No explanation was given for the background-check rejection — not to the board, nor to the mayor or city council, nor to Ms. Santos herself, the direct subject of the WPS examination — presumably, simply because the police service is not required to do so. Instead, a police spokesman on Thursday invited the councillor to explore other avenues for finding out why the police service deemed her unfit to serve on the police board.
“While the information gathered in the security clearance is not provided to the applicant, they may make an application for details under FIPPA (Freedom of Information and Privacy Protection Act),” said Const. Rob Carver.
An opaque process, indeed.
Not surprisingly, Mr. Allard (St. Boniface) and some other councillors have raised concerns and asked blunt questions about the security-clearance process and the secrecy that envelops it. Also not surprisingly, Ms. Santos has declared she is reconsidering her resignation and looking at legal options to clear her name.
Their concerns are well founded. The conflicts and contradictions built into the process should be troubling to all Winnipeggers. And transparency from the WPS is the only solution that will allay the concerns and disable the conflicts.
The Winnipeg Police Board was created in 2012 with the express purpose of providing much-needed civilian oversight of the WPS. The board’s website states its mandate, in part, is “to improve transparency and accountability in the delivery of policing services.”
As such, the independence of the board from the WPS is essential; to have the police service play a direct role in determining who is allowed to serve on the board charged with independent civilian oversight is a contradiction of the highest order. And to have such determinations so fully shrouded in secrecy that not even the subjects of the checks are allowed to know the rationale for the decisions is just plain outrageous.
Think of it this way: all prospective members of the police board must undergo background checks — a sensible measure, given the sensitive nature of the board’s work. But in theory, the WPS could effectively veto the appointment of any and all board candidates it didn’t want taking part in the civilian-oversight process, for any reason (or no reason) and with no obligation to explain its rejections.
Another law-enforcement agency, such as the RCMP, should be tasked with such background investigations in order to eliminate the glaring conflict of interest inherent in the current arrangement.

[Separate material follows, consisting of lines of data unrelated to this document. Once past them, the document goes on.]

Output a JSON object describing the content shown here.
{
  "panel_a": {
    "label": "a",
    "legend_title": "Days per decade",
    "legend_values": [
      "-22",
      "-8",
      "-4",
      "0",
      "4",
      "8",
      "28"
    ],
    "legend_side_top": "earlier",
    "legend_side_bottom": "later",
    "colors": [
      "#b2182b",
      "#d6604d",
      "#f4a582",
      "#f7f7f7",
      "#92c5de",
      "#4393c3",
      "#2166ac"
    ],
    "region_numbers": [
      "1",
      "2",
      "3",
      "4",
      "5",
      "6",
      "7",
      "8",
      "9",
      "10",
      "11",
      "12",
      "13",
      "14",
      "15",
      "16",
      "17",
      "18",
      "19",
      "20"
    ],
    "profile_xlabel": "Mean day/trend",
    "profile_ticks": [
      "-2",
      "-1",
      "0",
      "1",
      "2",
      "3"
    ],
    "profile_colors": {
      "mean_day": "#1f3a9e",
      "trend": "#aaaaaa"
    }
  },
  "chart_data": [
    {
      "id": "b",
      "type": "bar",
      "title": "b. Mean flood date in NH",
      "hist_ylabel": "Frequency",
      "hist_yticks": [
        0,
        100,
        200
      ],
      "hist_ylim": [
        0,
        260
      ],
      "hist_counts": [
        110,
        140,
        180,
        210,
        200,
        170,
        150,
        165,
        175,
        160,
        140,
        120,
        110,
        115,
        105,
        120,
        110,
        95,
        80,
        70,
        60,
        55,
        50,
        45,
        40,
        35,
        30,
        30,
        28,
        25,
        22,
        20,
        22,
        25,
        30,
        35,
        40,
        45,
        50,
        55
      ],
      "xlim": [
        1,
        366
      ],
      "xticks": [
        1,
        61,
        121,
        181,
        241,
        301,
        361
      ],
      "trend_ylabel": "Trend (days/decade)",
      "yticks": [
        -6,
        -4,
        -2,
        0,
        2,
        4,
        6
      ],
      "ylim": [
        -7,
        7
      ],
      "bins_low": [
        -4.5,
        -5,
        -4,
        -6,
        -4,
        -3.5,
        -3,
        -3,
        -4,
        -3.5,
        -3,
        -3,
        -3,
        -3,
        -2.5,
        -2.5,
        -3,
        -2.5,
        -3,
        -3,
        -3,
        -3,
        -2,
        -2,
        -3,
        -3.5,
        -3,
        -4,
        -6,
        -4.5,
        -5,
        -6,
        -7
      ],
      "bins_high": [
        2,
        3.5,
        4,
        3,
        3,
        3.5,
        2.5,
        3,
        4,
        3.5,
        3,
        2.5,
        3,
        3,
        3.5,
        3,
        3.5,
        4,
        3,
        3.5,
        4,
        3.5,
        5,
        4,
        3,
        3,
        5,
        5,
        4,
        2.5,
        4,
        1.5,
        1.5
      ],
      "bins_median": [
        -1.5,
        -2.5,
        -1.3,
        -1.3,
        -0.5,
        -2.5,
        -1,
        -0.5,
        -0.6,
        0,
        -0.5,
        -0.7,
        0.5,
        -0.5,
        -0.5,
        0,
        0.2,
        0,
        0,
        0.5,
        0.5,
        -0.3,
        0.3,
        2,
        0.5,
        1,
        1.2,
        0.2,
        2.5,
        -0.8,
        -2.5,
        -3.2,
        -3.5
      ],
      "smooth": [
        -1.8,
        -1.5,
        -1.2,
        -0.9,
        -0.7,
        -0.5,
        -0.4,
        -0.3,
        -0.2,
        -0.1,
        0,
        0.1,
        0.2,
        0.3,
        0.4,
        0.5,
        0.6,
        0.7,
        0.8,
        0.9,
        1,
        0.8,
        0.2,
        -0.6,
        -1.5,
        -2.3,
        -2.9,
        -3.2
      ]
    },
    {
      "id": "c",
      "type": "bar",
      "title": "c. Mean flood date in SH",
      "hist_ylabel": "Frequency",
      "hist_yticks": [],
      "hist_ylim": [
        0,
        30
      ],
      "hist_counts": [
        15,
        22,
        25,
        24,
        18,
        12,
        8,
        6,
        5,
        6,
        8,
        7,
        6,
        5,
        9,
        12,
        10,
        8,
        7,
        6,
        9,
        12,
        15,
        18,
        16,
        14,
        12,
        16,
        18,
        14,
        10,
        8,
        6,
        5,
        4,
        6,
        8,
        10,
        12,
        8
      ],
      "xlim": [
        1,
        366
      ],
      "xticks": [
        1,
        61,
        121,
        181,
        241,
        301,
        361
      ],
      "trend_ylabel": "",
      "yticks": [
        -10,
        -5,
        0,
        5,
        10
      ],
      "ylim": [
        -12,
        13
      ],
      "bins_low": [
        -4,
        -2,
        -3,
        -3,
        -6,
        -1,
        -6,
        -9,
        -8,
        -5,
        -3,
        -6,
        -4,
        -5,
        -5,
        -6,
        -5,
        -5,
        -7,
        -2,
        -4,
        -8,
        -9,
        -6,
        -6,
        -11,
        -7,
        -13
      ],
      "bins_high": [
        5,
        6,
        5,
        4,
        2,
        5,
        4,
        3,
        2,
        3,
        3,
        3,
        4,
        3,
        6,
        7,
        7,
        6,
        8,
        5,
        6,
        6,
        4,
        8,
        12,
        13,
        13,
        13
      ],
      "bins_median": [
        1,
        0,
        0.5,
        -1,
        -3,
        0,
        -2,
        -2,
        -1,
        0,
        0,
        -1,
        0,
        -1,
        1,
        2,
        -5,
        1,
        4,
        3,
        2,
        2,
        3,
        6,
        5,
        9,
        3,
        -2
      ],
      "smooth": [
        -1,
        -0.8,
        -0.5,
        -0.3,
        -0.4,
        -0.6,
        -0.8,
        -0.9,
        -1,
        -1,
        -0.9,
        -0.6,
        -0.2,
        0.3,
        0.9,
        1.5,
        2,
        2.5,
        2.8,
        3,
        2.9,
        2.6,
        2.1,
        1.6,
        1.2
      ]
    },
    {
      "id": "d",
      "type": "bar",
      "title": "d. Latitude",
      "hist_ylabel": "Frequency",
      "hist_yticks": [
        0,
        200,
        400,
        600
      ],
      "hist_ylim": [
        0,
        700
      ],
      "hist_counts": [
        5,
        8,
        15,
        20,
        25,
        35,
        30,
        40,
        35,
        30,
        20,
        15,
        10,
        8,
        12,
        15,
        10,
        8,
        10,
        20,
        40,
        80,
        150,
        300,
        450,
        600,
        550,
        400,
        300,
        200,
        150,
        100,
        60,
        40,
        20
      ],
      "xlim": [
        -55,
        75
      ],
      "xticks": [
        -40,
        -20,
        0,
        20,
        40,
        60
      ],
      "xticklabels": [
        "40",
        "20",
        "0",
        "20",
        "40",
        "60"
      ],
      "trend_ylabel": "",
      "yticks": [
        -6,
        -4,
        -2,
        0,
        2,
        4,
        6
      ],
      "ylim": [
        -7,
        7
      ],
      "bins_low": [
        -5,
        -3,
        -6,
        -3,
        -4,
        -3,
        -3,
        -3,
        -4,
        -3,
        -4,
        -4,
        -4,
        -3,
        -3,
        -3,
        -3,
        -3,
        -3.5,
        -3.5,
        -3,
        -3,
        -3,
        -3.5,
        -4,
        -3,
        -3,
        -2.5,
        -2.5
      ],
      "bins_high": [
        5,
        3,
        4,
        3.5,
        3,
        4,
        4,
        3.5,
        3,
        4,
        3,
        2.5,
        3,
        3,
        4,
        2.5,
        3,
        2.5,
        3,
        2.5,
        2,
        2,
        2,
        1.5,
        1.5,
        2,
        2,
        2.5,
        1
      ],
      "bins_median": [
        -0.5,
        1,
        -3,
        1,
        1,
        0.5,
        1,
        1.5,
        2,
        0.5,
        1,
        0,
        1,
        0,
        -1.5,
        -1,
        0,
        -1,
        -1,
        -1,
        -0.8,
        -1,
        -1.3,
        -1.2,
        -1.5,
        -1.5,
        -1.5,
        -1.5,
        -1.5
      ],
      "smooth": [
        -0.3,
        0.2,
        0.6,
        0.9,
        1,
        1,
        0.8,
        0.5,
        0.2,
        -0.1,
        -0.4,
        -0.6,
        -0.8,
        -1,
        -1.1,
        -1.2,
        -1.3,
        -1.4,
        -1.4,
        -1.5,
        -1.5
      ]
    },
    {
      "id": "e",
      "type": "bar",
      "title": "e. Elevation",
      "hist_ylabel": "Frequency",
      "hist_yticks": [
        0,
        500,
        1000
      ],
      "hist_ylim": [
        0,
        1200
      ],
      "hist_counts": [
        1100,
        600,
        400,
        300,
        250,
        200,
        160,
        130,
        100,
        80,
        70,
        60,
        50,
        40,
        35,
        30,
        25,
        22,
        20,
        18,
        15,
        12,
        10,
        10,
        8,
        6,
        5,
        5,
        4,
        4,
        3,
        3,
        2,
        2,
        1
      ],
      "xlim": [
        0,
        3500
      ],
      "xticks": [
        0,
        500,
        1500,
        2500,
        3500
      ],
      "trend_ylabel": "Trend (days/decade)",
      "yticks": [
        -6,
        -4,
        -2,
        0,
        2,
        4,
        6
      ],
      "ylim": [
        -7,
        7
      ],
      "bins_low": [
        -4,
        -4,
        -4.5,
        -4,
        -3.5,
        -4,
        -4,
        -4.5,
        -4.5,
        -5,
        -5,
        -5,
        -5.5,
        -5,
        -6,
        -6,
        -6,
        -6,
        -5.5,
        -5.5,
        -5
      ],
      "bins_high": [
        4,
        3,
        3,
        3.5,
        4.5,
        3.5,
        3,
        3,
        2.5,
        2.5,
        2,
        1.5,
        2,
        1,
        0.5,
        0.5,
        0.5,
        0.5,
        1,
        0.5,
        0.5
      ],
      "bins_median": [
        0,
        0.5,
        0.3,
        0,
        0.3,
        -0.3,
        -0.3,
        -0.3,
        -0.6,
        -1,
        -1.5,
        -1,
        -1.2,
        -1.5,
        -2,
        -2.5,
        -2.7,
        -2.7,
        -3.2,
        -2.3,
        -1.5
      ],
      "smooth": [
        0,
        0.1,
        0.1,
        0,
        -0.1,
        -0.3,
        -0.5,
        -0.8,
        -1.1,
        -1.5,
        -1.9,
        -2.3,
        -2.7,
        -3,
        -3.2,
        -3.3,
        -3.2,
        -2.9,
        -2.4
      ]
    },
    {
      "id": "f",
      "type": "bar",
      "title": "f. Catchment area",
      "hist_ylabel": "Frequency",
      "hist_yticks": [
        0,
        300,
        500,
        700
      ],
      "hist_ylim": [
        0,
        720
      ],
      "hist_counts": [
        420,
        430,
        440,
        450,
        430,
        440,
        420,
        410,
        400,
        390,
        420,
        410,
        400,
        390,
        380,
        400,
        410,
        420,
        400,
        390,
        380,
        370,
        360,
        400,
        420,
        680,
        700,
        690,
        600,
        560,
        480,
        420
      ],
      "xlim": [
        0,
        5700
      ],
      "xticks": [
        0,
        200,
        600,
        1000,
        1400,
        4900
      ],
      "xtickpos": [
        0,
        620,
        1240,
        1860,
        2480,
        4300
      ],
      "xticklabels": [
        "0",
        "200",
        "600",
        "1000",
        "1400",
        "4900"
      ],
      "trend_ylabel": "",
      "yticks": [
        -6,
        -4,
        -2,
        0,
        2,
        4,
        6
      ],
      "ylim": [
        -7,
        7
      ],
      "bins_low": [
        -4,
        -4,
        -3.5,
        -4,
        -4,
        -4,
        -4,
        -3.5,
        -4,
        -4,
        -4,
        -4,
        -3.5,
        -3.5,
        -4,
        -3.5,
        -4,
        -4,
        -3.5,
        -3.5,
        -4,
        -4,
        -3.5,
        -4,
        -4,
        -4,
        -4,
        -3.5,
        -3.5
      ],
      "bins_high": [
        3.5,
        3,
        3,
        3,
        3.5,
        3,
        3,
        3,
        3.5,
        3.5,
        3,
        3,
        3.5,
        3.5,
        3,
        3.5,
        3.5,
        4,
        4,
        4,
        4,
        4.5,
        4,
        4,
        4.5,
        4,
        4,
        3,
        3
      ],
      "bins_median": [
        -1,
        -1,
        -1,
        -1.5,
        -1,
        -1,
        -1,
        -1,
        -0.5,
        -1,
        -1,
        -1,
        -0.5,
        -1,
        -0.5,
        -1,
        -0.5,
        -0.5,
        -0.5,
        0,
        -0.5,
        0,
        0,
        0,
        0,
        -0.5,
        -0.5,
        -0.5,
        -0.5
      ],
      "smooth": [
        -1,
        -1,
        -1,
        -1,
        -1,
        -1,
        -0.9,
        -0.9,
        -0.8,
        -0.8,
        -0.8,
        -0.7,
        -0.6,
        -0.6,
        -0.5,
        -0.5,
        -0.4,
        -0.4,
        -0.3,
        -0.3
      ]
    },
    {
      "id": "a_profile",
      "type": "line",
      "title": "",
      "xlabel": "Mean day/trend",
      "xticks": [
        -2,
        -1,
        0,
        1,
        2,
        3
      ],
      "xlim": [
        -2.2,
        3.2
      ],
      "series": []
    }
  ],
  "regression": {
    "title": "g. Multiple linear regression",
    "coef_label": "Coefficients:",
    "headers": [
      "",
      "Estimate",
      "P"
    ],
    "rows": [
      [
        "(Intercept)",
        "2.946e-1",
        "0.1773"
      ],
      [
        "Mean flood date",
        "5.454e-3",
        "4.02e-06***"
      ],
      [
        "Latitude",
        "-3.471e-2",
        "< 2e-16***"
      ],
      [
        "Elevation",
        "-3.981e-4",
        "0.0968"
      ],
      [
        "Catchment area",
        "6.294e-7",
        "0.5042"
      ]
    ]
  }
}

As was the case in 2018 when the WPS used a narrow interpretation of the Police Services Act to resist turning over cadets’ notes related to the death of an individual in custody, the police service’s position might technically be correct. In terms of the WPS fulfilling its broader mandate to serve the public, however, the approach is deeply and unsettlingly flawed.
Transparency, in this case, means informing the subject of a background-check rejection exactly why the decision was made. That much is owed to Ms. Santos; whether she chooses to make the information public after she receives it should be her choice alone.